The Islands of Chaldea, published earlier this year, and completed by DWJ’s younger sister Ursula Jones, bristles with magical potential. It’s as eccentric, shocking and unusual as you’d wish DWJ’s parting shot to be, but it’s gentler than her best work, less sly, more accommodating.

You won’t get lost between lines, and paragraphs won’t swallow you whole. I think DWJ might not have had the chance to mutter a final spell over it, and so, although poised to grow into a whole other beast, it won’t, having not received that last invocation to bewitch and bewilder.

It is, however, a fearless and fearsome novel. Only DWJ writes such stories for children. They’re brutal and brutally honest. They acknowledge that parents don’t always care about what’s best for you, that parents may indeed wish you dead. They say that bad stuff happens to everyone, and maybe things get fixed, or maybe not. They say life is full of bad luck and misery, but also bursting with beauty and kindness. They say when true love happens, it’s often inexplicable or even improbable.

They say if you think they’re out to get you, they probably are, so be prepared — trust your instincts, but don’t be paranoid. They say walls shut out the good as well as the bad. They say lots of wise things, but if you’re lazy, if you read with only half your mind switched on, you’ll miss everything and might end up thinking, ‘Well, I’m not going to bother with her again.’ That would be a shame.

Back in the early 2000s, HarperCollins re-issued some DWJ titles thanks to the popularity of Harry Potter. So, if you love JK Rowling, would you like DWJ? Not necessarily. I won’t recommend DWJ unless I know you’ve read and enjoyed authors like Ursula Le Guin, Neil Gaiman, Philip Pullman and Terry Pratchett, or anyone whose writing has a little more depth than Rowling’s.
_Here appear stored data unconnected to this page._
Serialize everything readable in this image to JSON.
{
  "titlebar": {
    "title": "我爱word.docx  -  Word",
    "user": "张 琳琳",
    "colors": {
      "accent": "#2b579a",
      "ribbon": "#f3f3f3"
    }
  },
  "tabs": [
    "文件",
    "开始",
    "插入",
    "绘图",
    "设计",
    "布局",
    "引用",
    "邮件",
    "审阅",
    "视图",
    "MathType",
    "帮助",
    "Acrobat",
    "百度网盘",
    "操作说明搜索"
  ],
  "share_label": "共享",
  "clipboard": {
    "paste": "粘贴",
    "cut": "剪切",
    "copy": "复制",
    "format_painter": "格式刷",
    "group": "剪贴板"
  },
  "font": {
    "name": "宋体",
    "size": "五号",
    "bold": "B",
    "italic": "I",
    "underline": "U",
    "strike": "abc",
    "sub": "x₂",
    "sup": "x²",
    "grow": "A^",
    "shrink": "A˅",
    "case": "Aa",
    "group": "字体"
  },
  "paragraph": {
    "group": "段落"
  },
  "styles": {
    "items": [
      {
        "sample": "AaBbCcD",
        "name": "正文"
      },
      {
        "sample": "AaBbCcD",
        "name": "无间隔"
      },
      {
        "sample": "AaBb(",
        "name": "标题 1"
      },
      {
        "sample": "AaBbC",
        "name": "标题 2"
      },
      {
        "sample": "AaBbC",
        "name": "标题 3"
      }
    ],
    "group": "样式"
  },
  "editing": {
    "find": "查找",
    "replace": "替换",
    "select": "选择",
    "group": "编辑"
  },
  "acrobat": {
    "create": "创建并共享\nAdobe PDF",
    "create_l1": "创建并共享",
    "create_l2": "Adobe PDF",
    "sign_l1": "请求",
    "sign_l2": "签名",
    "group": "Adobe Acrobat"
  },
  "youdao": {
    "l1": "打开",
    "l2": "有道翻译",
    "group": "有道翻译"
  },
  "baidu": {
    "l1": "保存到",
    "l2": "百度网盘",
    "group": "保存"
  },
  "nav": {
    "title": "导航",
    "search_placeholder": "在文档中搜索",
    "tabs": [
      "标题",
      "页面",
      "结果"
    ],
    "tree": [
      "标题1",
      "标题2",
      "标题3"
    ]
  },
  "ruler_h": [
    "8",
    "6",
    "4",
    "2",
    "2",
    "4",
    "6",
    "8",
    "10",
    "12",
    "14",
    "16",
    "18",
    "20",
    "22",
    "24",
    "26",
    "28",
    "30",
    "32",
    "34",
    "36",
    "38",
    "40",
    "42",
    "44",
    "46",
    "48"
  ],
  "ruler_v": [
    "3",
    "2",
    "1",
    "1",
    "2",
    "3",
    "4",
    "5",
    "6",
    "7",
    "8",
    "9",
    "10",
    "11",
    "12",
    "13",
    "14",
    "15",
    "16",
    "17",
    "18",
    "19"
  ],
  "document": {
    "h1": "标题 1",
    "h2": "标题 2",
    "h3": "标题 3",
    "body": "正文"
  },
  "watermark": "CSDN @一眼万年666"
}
DWJ isn’t anywhere as accessible as Rowling, and that means she’s frequently misunderstood. You really have to work to ‘get’ her stories (magic spells notwithstanding), but when you do, it’s like nothing on Earth. Just as she was like nothing on Earth, and just as her books will continue to captivate and dazzle, enchant and enthral, bedevil and beguile, leaving us spellbound forevermore.